10代は女子と群れるのが苦手で、一匹狼だった。

20代は友と飲み歩くのも楽しいが、一匹狼だった。

この「コミュニケーションの障害」と表現をされても、当時は自分の事とは受け入れられなかっただろう。

親友も彼氏もいて、部活もこなし、夢に向かう。

側から見れば充実した青春時代に思える時間を過ごして来た。

 

だが、大人になり、未だ一匹を好む。

分かち合う仲間が身近に欲しいと思うのだが、好む。

 

時々話す長い付き合いの友人が理解してくれるのだから、さして不都合にもないように思うのだが、どこか孤独にも思う。

 

 

上の子のことでお世話になる臨床心理士との面談でのこと。

ワンオペで育児家事をこなす私を思いやる言葉を掛けてくれた。

分かる人がいるのかと涙が出た。

そんな姿を驚かれたのを見逃さなかった。

 

下の子に加配を付けてもらえず入園できる幼稚園がないこと。

上の子に何度言って聞かせてもルーティンがなかなか身に付かないこと。

夫は気分で育児をするので即戦力としては乏しく、そこに挟んでくるモラハラ発言。

 

つい甘えてしまう。

子の相談のはずが、夫の愚痴を吐いてしまう。

その私に目を覚ませと言わんばかりに、逆に夫の良い部分を話させようとする臨床心理士。

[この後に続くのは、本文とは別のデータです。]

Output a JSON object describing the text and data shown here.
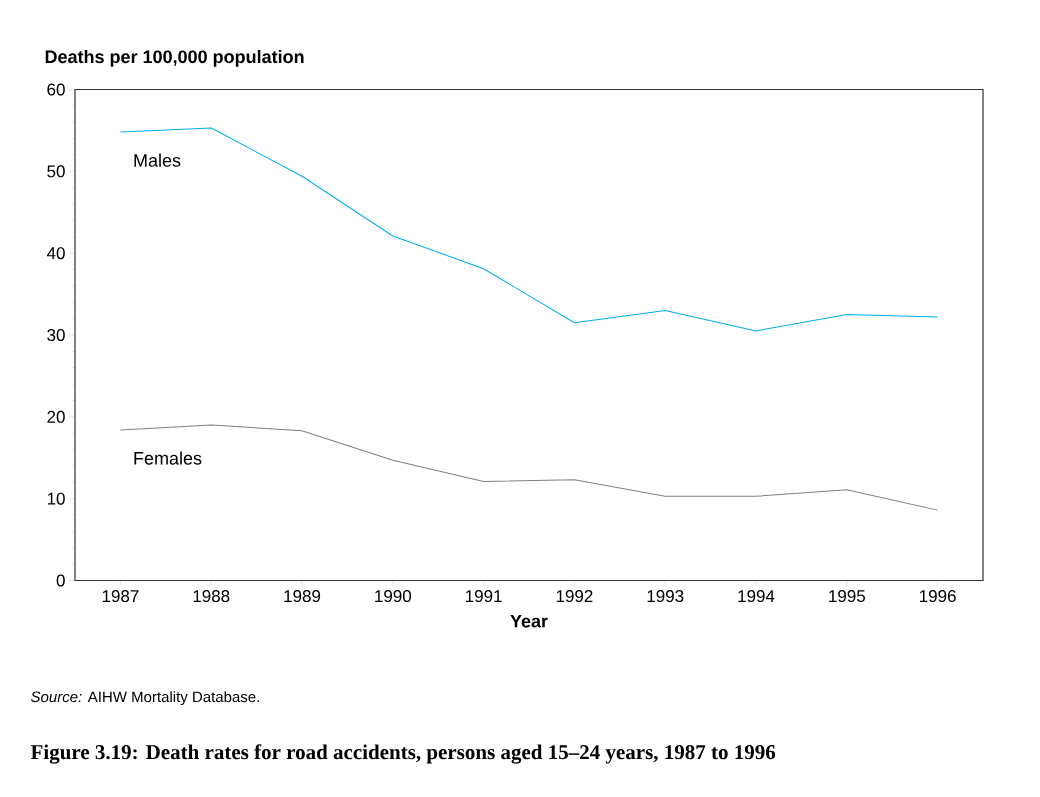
{
  "chart_data": {
    "type": "line",
    "title": "Figure 3.19: Death rates for road accidents, persons aged 15–24 years, 1987 to 1996",
    "ylabel": "Deaths per 100,000 population",
    "xlabel": "Year",
    "annotations": [
      "*Source:* AIHW Mortality Database."
    ],
    "x": [
      1987,
      1988,
      1989,
      1990,
      1991,
      1992,
      1993,
      1994,
      1995,
      1996
    ],
    "series": [
      {
        "name": "Males",
        "color": "#00aeef",
        "values": [
          54.8,
          55.3,
          49.4,
          42.1,
          38.1,
          31.5,
          33.0,
          30.5,
          32.5,
          32.2
        ]
      },
      {
        "name": "Females",
        "color": "#808080",
        "values": [
          18.4,
          19.0,
          18.3,
          14.7,
          12.1,
          12.3,
          10.3,
          10.3,
          11.1,
          8.6
        ]
      }
    ],
    "xlim": [
      1986.5,
      1996.5
    ],
    "xticks": [
      1987,
      1988,
      1989,
      1990,
      1991,
      1992,
      1993,
      1994,
      1995,
      1996
    ],
    "ylim": [
      0,
      60
    ],
    "yticks": [
      0,
      10,
      20,
      30,
      40,
      50,
      60
    ],
    "grid": false,
    "legend": false,
    "marker": "none",
    "line_style": "solid"
  }
}
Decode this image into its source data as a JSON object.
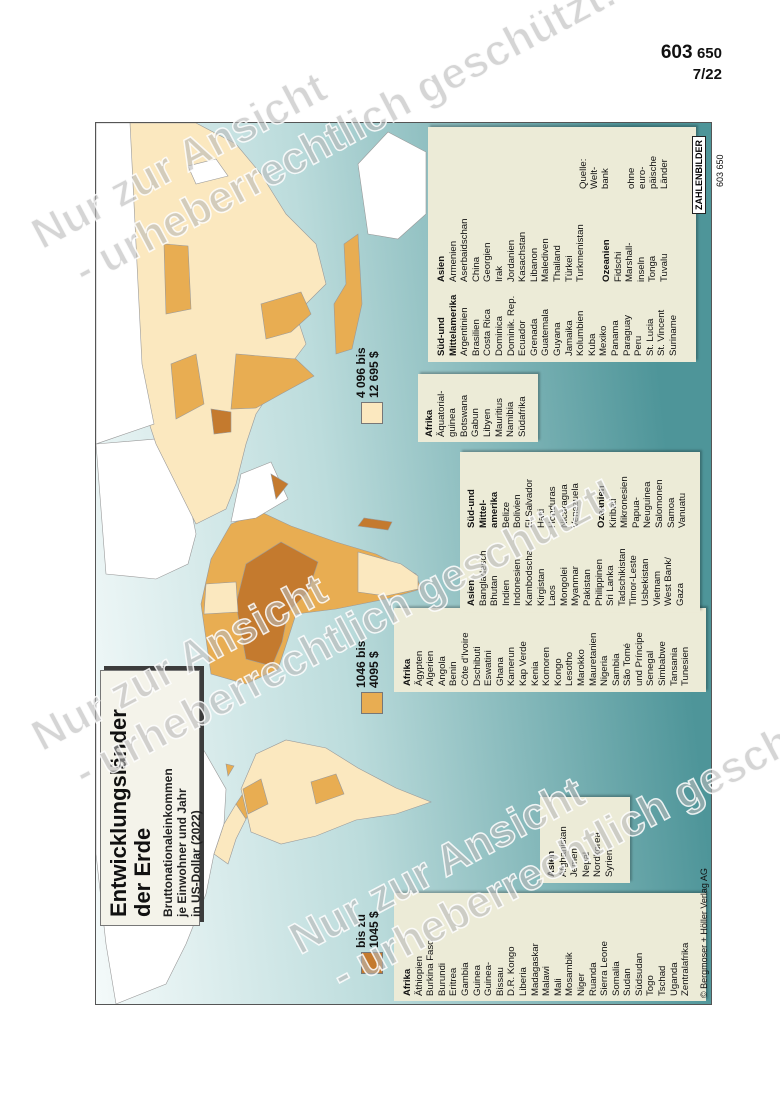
{
  "header": {
    "number": "603",
    "number_suffix": "650",
    "issue": "7/22"
  },
  "title": "Entwicklungsländer der Erde",
  "subtitle": "Bruttonationaleinkommen\nje Einwohner und Jahr\nin US-Dollar (2022)",
  "groups": [
    {
      "label": "bis zu\n1045 $",
      "color": "#c47a2e",
      "sections": [
        {
          "heading": "Afrika",
          "items": [
            "Äthiopien",
            "Burkina Faso",
            "Burundi",
            "Eritrea",
            "Gambia",
            "Guinea",
            "Guinea-\nBissau",
            "D.R. Kongo",
            "Liberia",
            "Madagaskar",
            "Malawi",
            "Mali",
            "Mosambik",
            "Niger",
            "Ruanda",
            "Sierra Leone",
            "Somalia",
            "Sudan",
            "Südsudan",
            "Togo",
            "Tschad",
            "Uganda",
            "Zentralafrika"
          ]
        },
        {
          "heading": "Asien",
          "items": [
            "Afghanistan",
            "Jemen",
            "Nepal",
            "Nordkorea",
            "Syrien"
          ]
        }
      ]
    },
    {
      "label": "1046 bis\n4095 $",
      "color": "#e8ad52",
      "sections": [
        {
          "heading": "Afrika",
          "items": [
            "Ägypten",
            "Algerien",
            "Angola",
            "Benin",
            "Côte d'Ivoire",
            "Dschibuti",
            "Eswatini",
            "Ghana",
            "Kamerun",
            "Kap Verde",
            "Kenia",
            "Komoren",
            "Kongo",
            "Lesotho",
            "Marokko",
            "Mauretanien",
            "Nigeria",
            "Sambia",
            "São Tomé\nund Príncipe",
            "Senegal",
            "Simbabwe",
            "Tansania",
            "Tunesien"
          ]
        },
        {
          "heading": "Asien",
          "items": [
            "Bangladesch",
            "Bhutan",
            "Indien",
            "Indonesien",
            "Kambodscha",
            "Kirgistan",
            "Laos",
            "Mongolei",
            "Myanmar",
            "Pakistan",
            "Philippinen",
            "Sri Lanka",
            "Tadschikistan",
            "Timor-Leste",
            "Usbekistan",
            "Vietnam",
            "West Bank/\nGaza"
          ]
        },
        {
          "heading": "Süd-und\nMittel-\namerika",
          "items": [
            "Belize",
            "Bolivien",
            "El Salvador",
            "Haiti",
            "Honduras",
            "Nicaragua",
            "Venezuela"
          ]
        },
        {
          "heading": "Ozeanien",
          "items": [
            "Kiribati",
            "Mikronesien",
            "Papua-\nNeuguinea",
            "Salomonen",
            "Samoa",
            "Vanuatu"
          ]
        }
      ]
    },
    {
      "label": "4 096 bis\n12 695 $",
      "color": "#fbe8bf",
      "sections": [
        {
          "heading": "Afrika",
          "items": [
            "Äquatorial-\nguinea",
            "Botswana",
            "Gabun",
            "Libyen",
            "Mauritius",
            "Namibia",
            "Südafrika"
          ]
        },
        {
          "heading": "Süd-und\nMittelamerika",
          "items": [
            "Argentinien",
            "Brasilien",
            "Costa Rica",
            "Dominica",
            "Dominik. Rep.",
            "Ecuador",
            "Grenada",
            "Guatemala",
            "Guyana",
            "Jamaika",
            "Kolumbien",
            "Kuba",
            "Mexiko",
            "Panama",
            "Paraguay",
            "Peru",
            "St. Lucia",
            "St. Vincent",
            "Suriname"
          ]
        },
        {
          "heading": "Asien",
          "items": [
            "Armenien",
            "Aserbaidschan",
            "China",
            "Georgien",
            "Irak",
            "Jordanien",
            "Kasachstan",
            "Libanon",
            "Malediven",
            "Thailand",
            "Türkei",
            "Turkmenistan"
          ]
        },
        {
          "heading": "Ozeanien",
          "items": [
            "Fidschi",
            "Marshall-\ninseln",
            "Tonga",
            "Tuvalu"
          ]
        }
      ]
    }
  ],
  "source": "Quelle:\nWelt-\nbank",
  "note": "ohne\neuro-\npäische\nLänder",
  "brand": "ZAHLENBILDER",
  "brand_number": "603 650",
  "copyright": "© Bergmoser + Höller Verlag AG",
  "watermark": {
    "line1": "Nur zur Ansicht",
    "line2": "- urheberrechtlich geschützt!"
  }
}
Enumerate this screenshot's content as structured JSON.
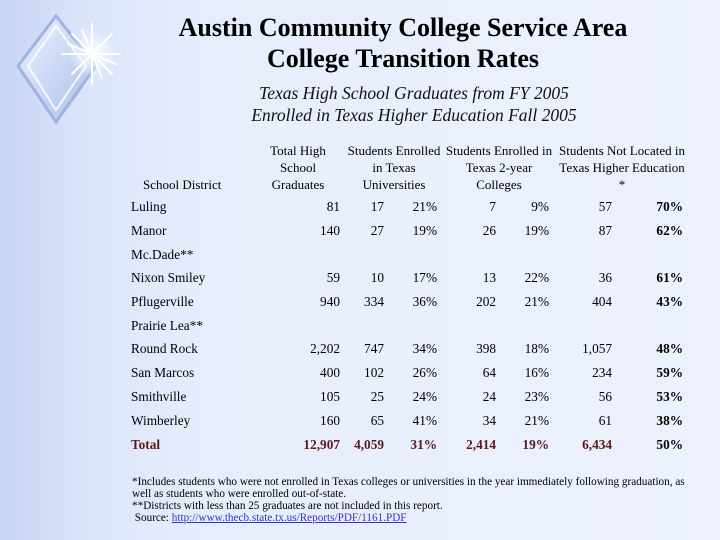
{
  "title": {
    "line1": "Austin Community College Service Area",
    "line2": "College Transition Rates"
  },
  "subtitle": {
    "line1": "Texas High School Graduates from FY 2005",
    "line2": "Enrolled in Texas Higher Education Fall 2005"
  },
  "table": {
    "headers": {
      "district": "School District",
      "graduates": "Total High School Graduates",
      "universities": "Students Enrolled in Texas Universities",
      "two_year": "Students Enrolled in Texas 2-year Colleges",
      "not_located": "Students Not Located in Texas Higher Education *"
    },
    "rows": [
      {
        "district": "Luling",
        "graduates": "81",
        "univ_n": "17",
        "univ_p": "21%",
        "two_n": "7",
        "two_p": "9%",
        "nl_n": "57",
        "nl_p": "70%"
      },
      {
        "district": "Manor",
        "graduates": "140",
        "univ_n": "27",
        "univ_p": "19%",
        "two_n": "26",
        "two_p": "19%",
        "nl_n": "87",
        "nl_p": "62%"
      },
      {
        "district": "Mc.Dade**",
        "graduates": "",
        "univ_n": "",
        "univ_p": "",
        "two_n": "",
        "two_p": "",
        "nl_n": "",
        "nl_p": ""
      },
      {
        "district": "Nixon Smiley",
        "graduates": "59",
        "univ_n": "10",
        "univ_p": "17%",
        "two_n": "13",
        "two_p": "22%",
        "nl_n": "36",
        "nl_p": "61%"
      },
      {
        "district": "Pflugerville",
        "graduates": "940",
        "univ_n": "334",
        "univ_p": "36%",
        "two_n": "202",
        "two_p": "21%",
        "nl_n": "404",
        "nl_p": "43%"
      },
      {
        "district": "Prairie Lea**",
        "graduates": "",
        "univ_n": "",
        "univ_p": "",
        "two_n": "",
        "two_p": "",
        "nl_n": "",
        "nl_p": ""
      },
      {
        "district": "Round Rock",
        "graduates": "2,202",
        "univ_n": "747",
        "univ_p": "34%",
        "two_n": "398",
        "two_p": "18%",
        "nl_n": "1,057",
        "nl_p": "48%"
      },
      {
        "district": "San Marcos",
        "graduates": "400",
        "univ_n": "102",
        "univ_p": "26%",
        "two_n": "64",
        "two_p": "16%",
        "nl_n": "234",
        "nl_p": "59%"
      },
      {
        "district": "Smithville",
        "graduates": "105",
        "univ_n": "25",
        "univ_p": "24%",
        "two_n": "24",
        "two_p": "23%",
        "nl_n": "56",
        "nl_p": "53%"
      },
      {
        "district": "Wimberley",
        "graduates": "160",
        "univ_n": "65",
        "univ_p": "41%",
        "two_n": "34",
        "two_p": "21%",
        "nl_n": "61",
        "nl_p": "38%"
      }
    ],
    "total": {
      "district": "Total",
      "graduates": "12,907",
      "univ_n": "4,059",
      "univ_p": "31%",
      "two_n": "2,414",
      "two_p": "19%",
      "nl_n": "6,434",
      "nl_p": "50%"
    }
  },
  "notes": {
    "line1": "*Includes students who were not enrolled in Texas colleges or universities in the year immediately following graduation, as well as students who were enrolled out-of-state.",
    "line2": "**Districts with less than 25 graduates are not included in this report.",
    "source_label": "Source: ",
    "source_link": "http://www.thecb.state.tx.us/Reports/PDF/1161.PDF"
  }
}
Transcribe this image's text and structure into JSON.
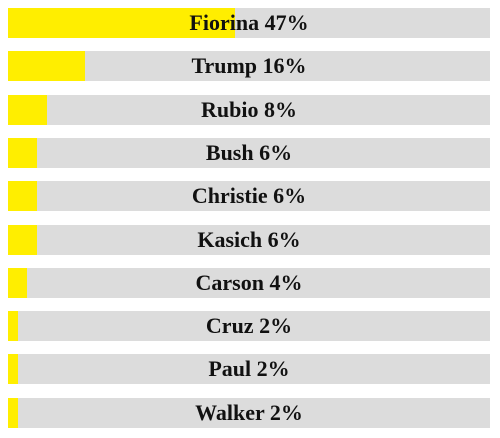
{
  "colors": {
    "bar_fill": "#ffee00",
    "track": "#dcdcdc",
    "text": "#111111"
  },
  "chart_data": {
    "type": "bar",
    "orientation": "horizontal",
    "title": "",
    "xlabel": "",
    "ylabel": "",
    "xlim": [
      0,
      100
    ],
    "grid": false,
    "categories": [
      "Fiorina",
      "Trump",
      "Rubio",
      "Bush",
      "Christie",
      "Kasich",
      "Carson",
      "Cruz",
      "Paul",
      "Walker"
    ],
    "values": [
      47,
      16,
      8,
      6,
      6,
      6,
      4,
      2,
      2,
      2
    ],
    "labels": [
      "Fiorina 47%",
      "Trump 16%",
      "Rubio 8%",
      "Bush 6%",
      "Christie 6%",
      "Kasich 6%",
      "Carson 4%",
      "Cruz 2%",
      "Paul 2%",
      "Walker 2%"
    ]
  }
}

良い部分を話しても、結局は悪い部分に繋げて話してしまうダメな私。

そこで迷惑なのではないかと聞いてみた。

「結局、子供のことなど大変なことを背負い込んでしまっているってことなので、話して下さって良いですよ」

彼は宙を見つめそう応えた。

 

何故かそれを見て話す気が失せた。

私は夫だけを責め悪者にしたいのでも無い。

確かに許せないことは多い。

と同時に、自分の至らない部分も沢山あるはずで、受け入れてくれている事も忘れないでいようと意識してもいる。

その微妙な心の揺れを話すのが面倒なのである。

きっと、彼には夫に感謝しない悪妻にしか見えないのだろう。

そう思うと、また閉ざしてしまう。

 

「理解されようとするな」

昔言われた精神科医の言葉が身に染みる。